When Efforts Fail
What to do, when all good intentions, all good actions, all honest words, all honest love; fails to be seen or understood by those you love beyond anything. Divorce can put anyone in that position, and someone reading this will ask themselves that very question; what to do?
Sorry, there’s no real concrete answer, the only thing that I can say is; keep giving, be thankful for the time you have, don’t expect the moon and stars, and prayers won’t hurt. Just be honest and open, don’t start fights with the ex-spouse or anyone, just be the best human being you can be.
Don’t be in love with Love, that won’t get you anywhere. Doing so will just add to any depression you might be dealing with, love has to be honest, it’s a gift you give sparingly and not to the world. But when is enough enough, that’s where you have to do some soul searching, start by seeing what that part of your life is doing to you, how it’s making you feel; it’s all human and we just can’t save the world or society. Love is a one on one game, unless people are talking about what they don’t know about you when it comes to you and your life.
Living is tough enough for anyone these days, just look around, the odds are stacked to the nines and the odds are not in favour of true happiness with depth.
Don’t start fights, can’t do that if some sort of contentment is to be retained in life, all the bicker and blame won’t help; but such a take on life is taken as weakness or non caring, so be it. My ex-wife asked me why our marriage didn’t last, almost a thirty year marriage, it ended in divorce. Oh family was involved, disruptive attitudes against parts of family members, stagnation and dominance; if marriage were soil, it would be hard to grow a dandelion in those conditions.
But she asked, and I didn’t answer, didn’t want to start the fight due to a selfish question, if she doesn’t know by now; then there is no showing her the truth. I do though wish her well in her new life, even though I question her past actions in regards to our children, the things I don’t know, or weren’t told and should have been told. The words my children heard about me or about them by their mother, how constricting to life those words were, words that should never have been spoken; without knowledge and understanding. But I keep thinking, don’t start the fight.
But then it is true, most attitudes in marriage that silently chip away at a marriage, they are actually chipping away at love, but it’s common today. But then anyone that has read the Bible, knows well that it is a book of Love, so what if that silent chipping away at a marriage that is supposed to be a union of love, what if that silent chipping is also chipping away at God’s place in a marriage brought together in his name. Where will such chipping away leave the children, maybe not today, but in all of their tomorrows.

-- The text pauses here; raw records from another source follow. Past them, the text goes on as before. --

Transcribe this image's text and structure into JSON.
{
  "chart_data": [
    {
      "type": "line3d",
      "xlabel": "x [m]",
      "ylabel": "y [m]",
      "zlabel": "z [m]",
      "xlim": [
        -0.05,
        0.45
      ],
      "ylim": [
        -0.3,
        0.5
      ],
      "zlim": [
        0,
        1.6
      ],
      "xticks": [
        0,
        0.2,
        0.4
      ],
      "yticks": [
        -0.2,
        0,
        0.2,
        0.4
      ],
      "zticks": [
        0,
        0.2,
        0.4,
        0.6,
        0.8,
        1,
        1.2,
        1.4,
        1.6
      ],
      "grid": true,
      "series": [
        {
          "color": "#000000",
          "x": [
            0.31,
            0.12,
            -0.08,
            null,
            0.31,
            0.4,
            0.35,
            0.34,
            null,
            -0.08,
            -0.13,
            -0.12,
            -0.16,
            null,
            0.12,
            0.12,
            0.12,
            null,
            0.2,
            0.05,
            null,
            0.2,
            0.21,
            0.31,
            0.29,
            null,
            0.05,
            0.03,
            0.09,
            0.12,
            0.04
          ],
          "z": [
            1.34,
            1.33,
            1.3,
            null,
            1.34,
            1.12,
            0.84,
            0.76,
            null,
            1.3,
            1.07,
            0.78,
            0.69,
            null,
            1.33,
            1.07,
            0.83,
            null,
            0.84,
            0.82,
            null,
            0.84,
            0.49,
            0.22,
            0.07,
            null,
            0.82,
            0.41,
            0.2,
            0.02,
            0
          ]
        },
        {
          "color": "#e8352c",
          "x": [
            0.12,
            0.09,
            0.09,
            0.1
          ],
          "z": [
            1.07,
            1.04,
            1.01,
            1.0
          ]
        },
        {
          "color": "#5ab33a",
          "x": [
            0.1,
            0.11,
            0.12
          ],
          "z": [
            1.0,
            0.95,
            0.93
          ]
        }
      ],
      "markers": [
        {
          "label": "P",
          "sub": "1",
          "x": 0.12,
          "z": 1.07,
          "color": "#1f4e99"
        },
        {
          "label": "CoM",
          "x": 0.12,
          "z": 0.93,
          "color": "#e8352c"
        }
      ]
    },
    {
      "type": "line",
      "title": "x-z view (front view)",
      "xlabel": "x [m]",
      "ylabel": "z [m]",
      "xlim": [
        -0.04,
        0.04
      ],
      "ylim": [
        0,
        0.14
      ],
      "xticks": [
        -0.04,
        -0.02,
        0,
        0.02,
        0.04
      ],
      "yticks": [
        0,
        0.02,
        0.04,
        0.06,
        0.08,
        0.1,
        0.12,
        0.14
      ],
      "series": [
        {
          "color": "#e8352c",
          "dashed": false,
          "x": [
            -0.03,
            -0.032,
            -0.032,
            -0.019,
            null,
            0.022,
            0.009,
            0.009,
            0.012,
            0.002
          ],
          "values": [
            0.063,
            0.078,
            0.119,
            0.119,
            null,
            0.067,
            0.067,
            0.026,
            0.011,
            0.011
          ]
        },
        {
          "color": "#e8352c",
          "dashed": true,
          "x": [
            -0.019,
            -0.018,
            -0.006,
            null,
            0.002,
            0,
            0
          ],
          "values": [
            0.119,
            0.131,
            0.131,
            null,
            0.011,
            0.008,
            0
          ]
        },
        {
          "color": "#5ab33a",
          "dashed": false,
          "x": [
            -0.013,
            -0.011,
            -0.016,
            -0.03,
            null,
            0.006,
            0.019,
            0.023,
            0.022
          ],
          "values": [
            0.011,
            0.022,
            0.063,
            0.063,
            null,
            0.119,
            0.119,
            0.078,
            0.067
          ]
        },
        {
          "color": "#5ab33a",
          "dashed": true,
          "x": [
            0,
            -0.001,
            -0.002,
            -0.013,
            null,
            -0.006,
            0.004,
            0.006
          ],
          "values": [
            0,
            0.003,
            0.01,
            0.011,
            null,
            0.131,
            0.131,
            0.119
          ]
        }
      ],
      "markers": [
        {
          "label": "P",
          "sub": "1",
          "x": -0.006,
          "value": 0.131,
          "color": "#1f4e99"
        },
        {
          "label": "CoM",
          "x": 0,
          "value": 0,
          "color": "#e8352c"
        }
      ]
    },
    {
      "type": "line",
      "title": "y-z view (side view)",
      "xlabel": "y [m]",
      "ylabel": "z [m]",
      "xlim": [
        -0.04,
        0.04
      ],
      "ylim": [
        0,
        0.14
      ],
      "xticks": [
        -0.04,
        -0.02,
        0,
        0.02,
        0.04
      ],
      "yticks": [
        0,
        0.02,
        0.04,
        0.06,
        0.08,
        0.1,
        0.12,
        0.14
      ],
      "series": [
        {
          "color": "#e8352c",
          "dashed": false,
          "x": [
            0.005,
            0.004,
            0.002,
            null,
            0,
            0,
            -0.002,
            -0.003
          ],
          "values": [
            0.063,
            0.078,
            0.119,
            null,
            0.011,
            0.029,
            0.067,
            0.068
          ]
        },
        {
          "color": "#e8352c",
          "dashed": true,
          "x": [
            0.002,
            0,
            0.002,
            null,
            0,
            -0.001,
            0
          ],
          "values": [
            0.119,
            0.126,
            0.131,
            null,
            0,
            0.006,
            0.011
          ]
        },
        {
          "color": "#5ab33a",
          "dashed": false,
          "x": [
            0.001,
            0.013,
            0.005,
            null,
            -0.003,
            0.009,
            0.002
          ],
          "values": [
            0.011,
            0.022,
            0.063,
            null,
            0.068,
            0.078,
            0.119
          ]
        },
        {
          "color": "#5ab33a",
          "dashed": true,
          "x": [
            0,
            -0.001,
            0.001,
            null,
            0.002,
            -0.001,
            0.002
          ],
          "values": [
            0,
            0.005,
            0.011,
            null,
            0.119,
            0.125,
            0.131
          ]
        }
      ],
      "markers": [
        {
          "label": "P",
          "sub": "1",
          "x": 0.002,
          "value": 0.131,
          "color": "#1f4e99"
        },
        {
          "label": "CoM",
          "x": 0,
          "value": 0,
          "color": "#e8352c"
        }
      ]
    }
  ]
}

There aren’t any future visions in life that doesn’t include knowledge, and the seeking of substance in the way a person lives; without that knowledge and substance, the life experience dwindles in stagnation. Anyone can understand at such a point what the addiction of drugs and alcohol do to life, at the same time a strong understanding of why some people fall abruptly to the bottom of a bottle; when the fading of life’s knowledge and substance fades to obscurity. But in divorce, and the struggle to hold on to what’s left, there is no drug, no bottle, that will give the answers we seek.
We have so much to relearn about life today, and it has to start today; that relearning has to start today. I could have given an answer to my ex-wife, but she would not have liked the answer; nor would my children or some of the family that was present. With the exception of my children, given today’s standards of living, the falsehoods that people live their lives by, just the pure nature of divorce; I don’t think I would waste my time in explaining what her or anyone else are too lazy to know.
So what to do When the Efforts Fail, keep trying and keep believing in the knowledge of life, and the seeking of substance; and the hope that someday in real conversation, both can be shared.
“A divorce is like an amputation; you survive, but there is less of you.” – Margaret Atwood
But divorce like an amputation, those from family to the now ex-spouse in your life, they love to talk about you, they just don’t do it in front of you, such actions breed the anger, and with children in the mix, the confusion falls on the children like rain. They see the anger, when alone with one parent, the children hear the words of that one parent, they have only youthful life experiences to base their disrupted lives on. I have seen both sides of the fence, on both sides, were human emotions that were never put into check by the adults.
In a way, if my ex-wife ever reads this, then she will have my answer to her question.